I’m slightly jealous Bridget, the yoga instructor at Silverton Fitness, is asked all the cool questions. I get why no one asks me personally: I’ll answer while teaching class, during an exercise – right after I tell you two more reps; you end up doing 10 more. I get it. But I still want to answer the question, so here goes.
In Pilates, we strive for lateral or intercostal breathing—expanding and contracting the rib cage (imagine an accordion). It’s how dancers breathe, keeping the constant inward pull of the abdominals. Generally, exhalation facilitates flexion while inhalation facilitates extension. You can also think of exhaling during the phase of the exercise that requires most effort or where the emphasis of the movement takes place. We inhale through the nose (using the natural filtration system nature gave us—our nose hairs!) and exhale through the mouth. Think about coughing and laughing and how, during both, the abdominals brace and flatten. I encourage students practice this at home (or even in class but no one takes me up on the offer) by fake coughing or laughing. Our focus is on the inward pull of the abdominals, specifically the deep muscles of the transverse abdominus (our deep, lower abs) to create stability along with the pelvic floor, internal obliques and diaphragm.

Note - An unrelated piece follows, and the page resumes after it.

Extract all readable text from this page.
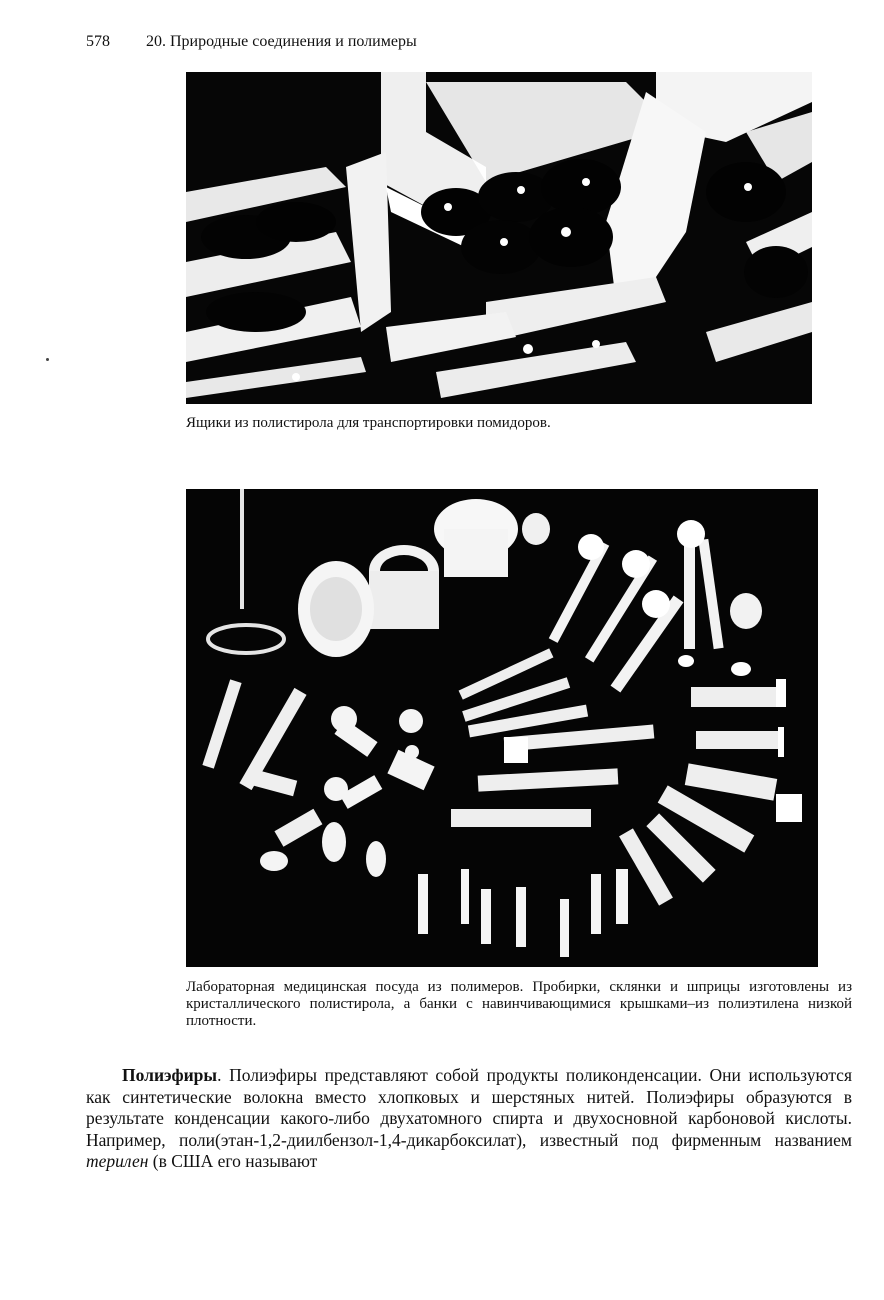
578 20. Природные соединения и полимеры
Ящики из полистирола для транспортировки помидоров.
Лабораторная медицинская посуда из полимеров. Пробирки, склянки и шприцы изготовлены из кристаллического полистирола, а банки с навинчивающимися крышками–из полиэтилена низкой плотности.

Полиэфиры. Полиэфиры представляют собой продукты поликонденсации. Они используются как синтетические волокна вместо хлопковых и шерстяных нитей. Полиэфиры образуются в результате конденсации какого-либо двухатомного спирта и двухосновной карбоновой кислоты. Например, поли(этан-1,2-диилбензол-1,4-дикарбоксилат), известный под фирменным названием терилен (в США его называют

Yoga, on the other hand, encourages deep, diaphragm breaths—or belly breaths as they are often called—where the tummy rises during the inhale and falls during the exhale. This way of breathing is calming and helps lower cortisol (the body’s stress hormone) levels. This is more in line of natural, everyday breathing.

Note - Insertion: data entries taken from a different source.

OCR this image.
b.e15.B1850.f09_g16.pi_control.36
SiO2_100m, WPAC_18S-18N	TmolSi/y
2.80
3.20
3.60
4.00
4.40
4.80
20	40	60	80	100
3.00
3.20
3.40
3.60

In neither discipline do you want to inhale while pulling the belly in and exhaling while letting the belly press out. It’s a huge pet-peeve of mine hearing even the most knowledgeable and well-intended instructors cue “sucking” in the belly. To me, that describes the action of holding your breath. In both Pilates and Yoga, any instructor will (or should!) tell you that it is more important to simply breathe rather than follow any specific breath pattern. And that’s another thing—don’t be shy. It’s okay (even encouraged) to have your breath heard by the person next to you. While your breath shouldn’t be heard across the room or by everyone, if your inhales and exhales are silent, you aren’t breathing deep or full enough. Avoid inhaling and exhaling through the mouth, activating the body’s “flight or fight” stress response.
You might be thinking, “It’s just breathing. Why make it complicated?” Breathing, by nature, is a complex function. During exhalation the diaphragm relaxes and the pressure inside the lungs is greater than the pressure outside. We inhale and the pressure drops, as does our diaphragm—think of it as making room for all of that air to come in.
Breath is one of the 10 principles of the Pilates method. In my BASI training, we learn it not only oxygenates the blood, improves circulation, promotes concentration and a sense of calm, it helps you focus on the correct muscles and use them in the correct order, crucial for supporting the body and making the exercises effective. Breathing also provides us with an inner rhythm, something to sync our movements to.
In Pilates or yoga, we are syncing our breath to movement. Off of the mat, our breath can be seen as our energy for life. Check in with yourself – how are you breathing right now? Notice how you breathe as you go about your day. Are you breathing deep and full, allowing the belly to rise and fall. Or do you breathe shallow, in and out through your mouth.